The Top Shoulder Exercises for Muscle Mass

If you want to make a powerful first impression, either in your daily life or at the gym, you need to spend more time working on your shoulder muscles. The shoulders are important because they cap your (hopefully) well-developed arms, and frame your expansive chest. Broad shoulders carry connotations of power, dominance, and masculinity. This may come from the Greek God Atlas, who was always depicted as carrying the world on his expansive shoulders.

Seated and Standing Shoulder Press

This exercise surpasses all the others when it comes to building your deltoids. This is because it is one of the few exercises that afford enough leverage to lift large loads. When performed in a careful, controlled, manner, this press will offer you round, well-toned, impressive deltoid muscles.

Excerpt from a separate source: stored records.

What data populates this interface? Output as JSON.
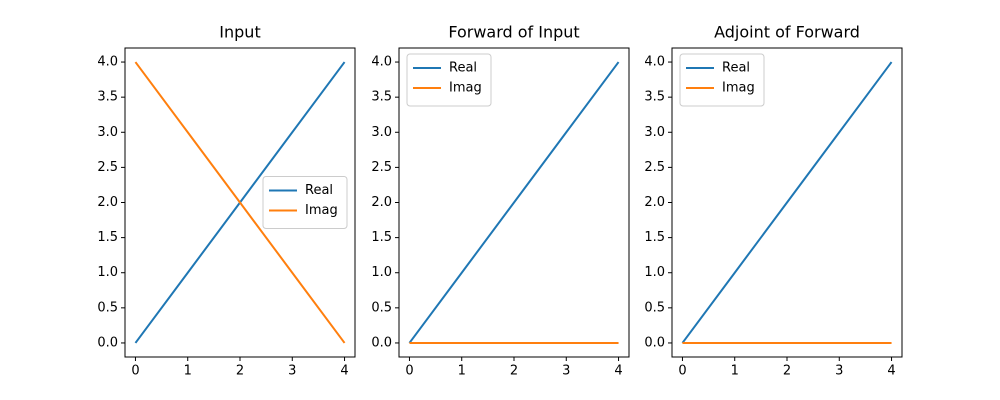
{
  "chart_data": [
    {
      "type": "line",
      "title": "Input",
      "x": [
        0,
        1,
        2,
        3,
        4
      ],
      "series": [
        {
          "name": "Real",
          "color": "#1f77b4",
          "values": [
            0,
            1,
            2,
            3,
            4
          ]
        },
        {
          "name": "Imag",
          "color": "#ff7f0e",
          "values": [
            4,
            3,
            2,
            1,
            0
          ]
        }
      ],
      "xlim": [
        -0.2,
        4.2
      ],
      "ylim": [
        -0.2,
        4.2
      ],
      "xticks": [
        0,
        1,
        2,
        3,
        4
      ],
      "yticks": [
        {
          "value": 0,
          "label": "0.0"
        },
        {
          "value": 0.5,
          "label": "0.5"
        },
        {
          "value": 1,
          "label": "1.0"
        },
        {
          "value": 1.5,
          "label": "1.5"
        },
        {
          "value": 2,
          "label": "2.0"
        },
        {
          "value": 2.5,
          "label": "2.5"
        },
        {
          "value": 3,
          "label": "3.0"
        },
        {
          "value": 3.5,
          "label": "3.5"
        },
        {
          "value": 4,
          "label": "4.0"
        }
      ],
      "legend": "center right"
    },
    {
      "type": "line",
      "title": "Forward of Input",
      "x": [
        0,
        1,
        2,
        3,
        4
      ],
      "series": [
        {
          "name": "Real",
          "color": "#1f77b4",
          "values": [
            0,
            1,
            2,
            3,
            4
          ]
        },
        {
          "name": "Imag",
          "color": "#ff7f0e",
          "values": [
            0,
            0,
            0,
            0,
            0
          ]
        }
      ],
      "xlim": [
        -0.2,
        4.2
      ],
      "ylim": [
        -0.2,
        4.2
      ],
      "xticks": [
        0,
        1,
        2,
        3,
        4
      ],
      "yticks": [
        {
          "value": 0,
          "label": "0.0"
        },
        {
          "value": 0.5,
          "label": "0.5"
        },
        {
          "value": 1,
          "label": "1.0"
        },
        {
          "value": 1.5,
          "label": "1.5"
        },
        {
          "value": 2,
          "label": "2.0"
        },
        {
          "value": 2.5,
          "label": "2.5"
        },
        {
          "value": 3,
          "label": "3.0"
        },
        {
          "value": 3.5,
          "label": "3.5"
        },
        {
          "value": 4,
          "label": "4.0"
        }
      ],
      "legend": "upper left"
    },
    {
      "type": "line",
      "title": "Adjoint of Forward",
      "x": [
        0,
        1,
        2,
        3,
        4
      ],
      "series": [
        {
          "name": "Real",
          "color": "#1f77b4",
          "values": [
            0,
            1,
            2,
            3,
            4
          ]
        },
        {
          "name": "Imag",
          "color": "#ff7f0e",
          "values": [
            0,
            0,
            0,
            0,
            0
          ]
        }
      ],
      "xlim": [
        -0.2,
        4.2
      ],
      "ylim": [
        -0.2,
        4.2
      ],
      "xticks": [
        0,
        1,
        2,
        3,
        4
      ],
      "yticks": [
        {
          "value": 0,
          "label": "0.0"
        },
        {
          "value": 0.5,
          "label": "0.5"
        },
        {
          "value": 1,
          "label": "1.0"
        },
        {
          "value": 1.5,
          "label": "1.5"
        },
        {
          "value": 2,
          "label": "2.0"
        },
        {
          "value": 2.5,
          "label": "2.5"
        },
        {
          "value": 3,
          "label": "3.0"
        },
        {
          "value": 3.5,
          "label": "3.5"
        },
        {
          "value": 4,
          "label": "4.0"
        }
      ],
      "legend": "upper left"
    }
  ]
}
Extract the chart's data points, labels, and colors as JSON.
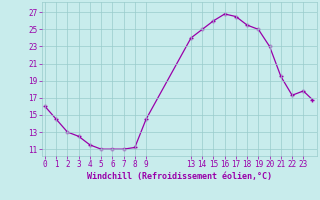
{
  "x": [
    0,
    1,
    2,
    3,
    4,
    5,
    6,
    7,
    8,
    9,
    13,
    14,
    15,
    16,
    17,
    18,
    19,
    20,
    21,
    22,
    23,
    23.8
  ],
  "y": [
    16.0,
    14.5,
    13.0,
    12.5,
    11.5,
    11.0,
    11.0,
    11.0,
    11.2,
    14.5,
    24.0,
    25.0,
    26.0,
    26.8,
    26.5,
    25.5,
    25.0,
    23.0,
    19.5,
    17.3,
    17.8,
    16.8
  ],
  "line_color": "#9900AA",
  "marker_color": "#9900AA",
  "bg_color": "#C8ECEC",
  "grid_color": "#99CCCC",
  "axis_label_color": "#9900AA",
  "tick_color": "#9900AA",
  "xlabel": "Windchill (Refroidissement éolien,°C)",
  "xticks": [
    0,
    1,
    2,
    3,
    4,
    5,
    6,
    7,
    8,
    9,
    13,
    14,
    15,
    16,
    17,
    18,
    19,
    20,
    21,
    22,
    23
  ],
  "xtick_labels": [
    "0",
    "1",
    "2",
    "3",
    "4",
    "5",
    "6",
    "7",
    "8",
    "9",
    "13",
    "14",
    "15",
    "16",
    "17",
    "18",
    "19",
    "20",
    "21",
    "22",
    "23"
  ],
  "yticks": [
    11,
    13,
    15,
    17,
    19,
    21,
    23,
    25,
    27
  ],
  "ytick_labels": [
    "11",
    "13",
    "15",
    "17",
    "19",
    "21",
    "23",
    "25",
    "27"
  ],
  "ylim": [
    10.2,
    28.2
  ],
  "xlim": [
    -0.3,
    24.2
  ]
}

There are several variations of the military press. One suggests that the best way to utilize the down movement is to lower the bar to the back of the neck. Another claims that the best way to utilize the down movement is to lower the bar to clavicle height at the front of the body. Both variations of the downward movement are advantageous in different ways. The advantage of lowering the bar to the back of the neck is that the shoulder muscles stretch deeper, meaning that the lateral and anterior deltoids get plentiful stimulation due to the positioning of the shoulder socket. The advantage of lowering the bar to the clavicle is that this position is actually safer for the shoulder socket. This position however, isolates the anterior deltoids whilst exercising the upper pectoral as a synergist.

Lateral Dumbbell Raises

Lateral Raises are often sadly under-utilized by more experienced bodybuilders. Such users tend to use them as a muscle-defining or shaping technique, rather than as a tool to develop added mass and strength in their shoulders. The raises target the lateral and posterior deltoids muscles. As a lifting beginner, it might be hard to provide your muscles with enough weight resistance to feel like you are getting enough stimulation. Over time however and when the correct techniques utilized, you will begin to see sizable gains in your deltoids.

There are several different ways to perform Lateral Dumbbell Raises, and your choice may depend on the amount of equipment you have available. A cable machine can be used or free weights. You have the flexibility to decide whether you want to sit or stand, and also whether to exercise both arms at one time, or spend time on each arm individually.

Whatever your choice might be, the movement is basically the same. You should securely hold your dumbbells at hip level. The inverted nature of your palms will ensure that the dumbbells are parallel. Extend your arms and raise them until your weights are level with your shoulder. At this point, they will be perpendicular to the ground. If you elevate the weight higher than your shoulder, you will put unnecessary strain on your shoulder socket.

You should never swing the weights. It is the careful, continuous, controlled movement, both to the shoulders and back to the hip that strains the muscle and gives you maximum gains. If you are having difficulty with your technique, use a mirror or ask someone to help you with this.

Upright Rows

The rows target the traps with the lateral and posterior deltoids. They are common exercises for both beginners and advanced lifters, and are often seen in the gym setting. Upright rows are easily performed and highly effective. The mixture of heavy loads and good posture make them a staple in many routines.

There are many different aids you can use to perform this shoulder exercise. The cable machine, and dumbbells are oftentimes used, but the barbells tend to better suit beginners, as they leave little room for poor technique. Use a secure overhand grip on the barbell, which should be resting at your waist. Holding the bar tight to your abdomen, lift the weight vertically, and finally rest it around chin height. Your eyes should be focusing straight forward at all times.

Heavy Barbell Shrugs

Historically, many experienced bodybuilders have exercised the trap muscles as part of their back routine. It has long been argued, that for efficiency reasons, the traps should instead become part of the shoulder workout routine. Your aim is to develop expansive, angular trap muscles, which can be difficult to do because of their nature and position. Heavy loads are needed to utilize the shrugs to the maximum effect.

You will need an Olympic barbell and a standing barbell rack to perform this exercise. Grip the bar overhand with one hand, and underhand with the other. This is known as an alternate grip. Carefully rise to a straight standing position using a shrugging motion. Take care to strain your trapezius muscles and not your back.

The shrugging movement can be achieved by rolling the shoulder in a rotating arc, or by simply shrugging vertically. You can try shrugging both ways and see which way you prefer – though it should be noted that cartilage problems can occur if the rotating method is not done in the correct way. This is because the weight of the barbell can over strain the joint.

Earlier in the article, it was mentioned that the shoulders are a key part of the physique. The mentioned shoulder exercises and workouts will make an effective addition to any routine, but they do not by any means represent an exhaustive list.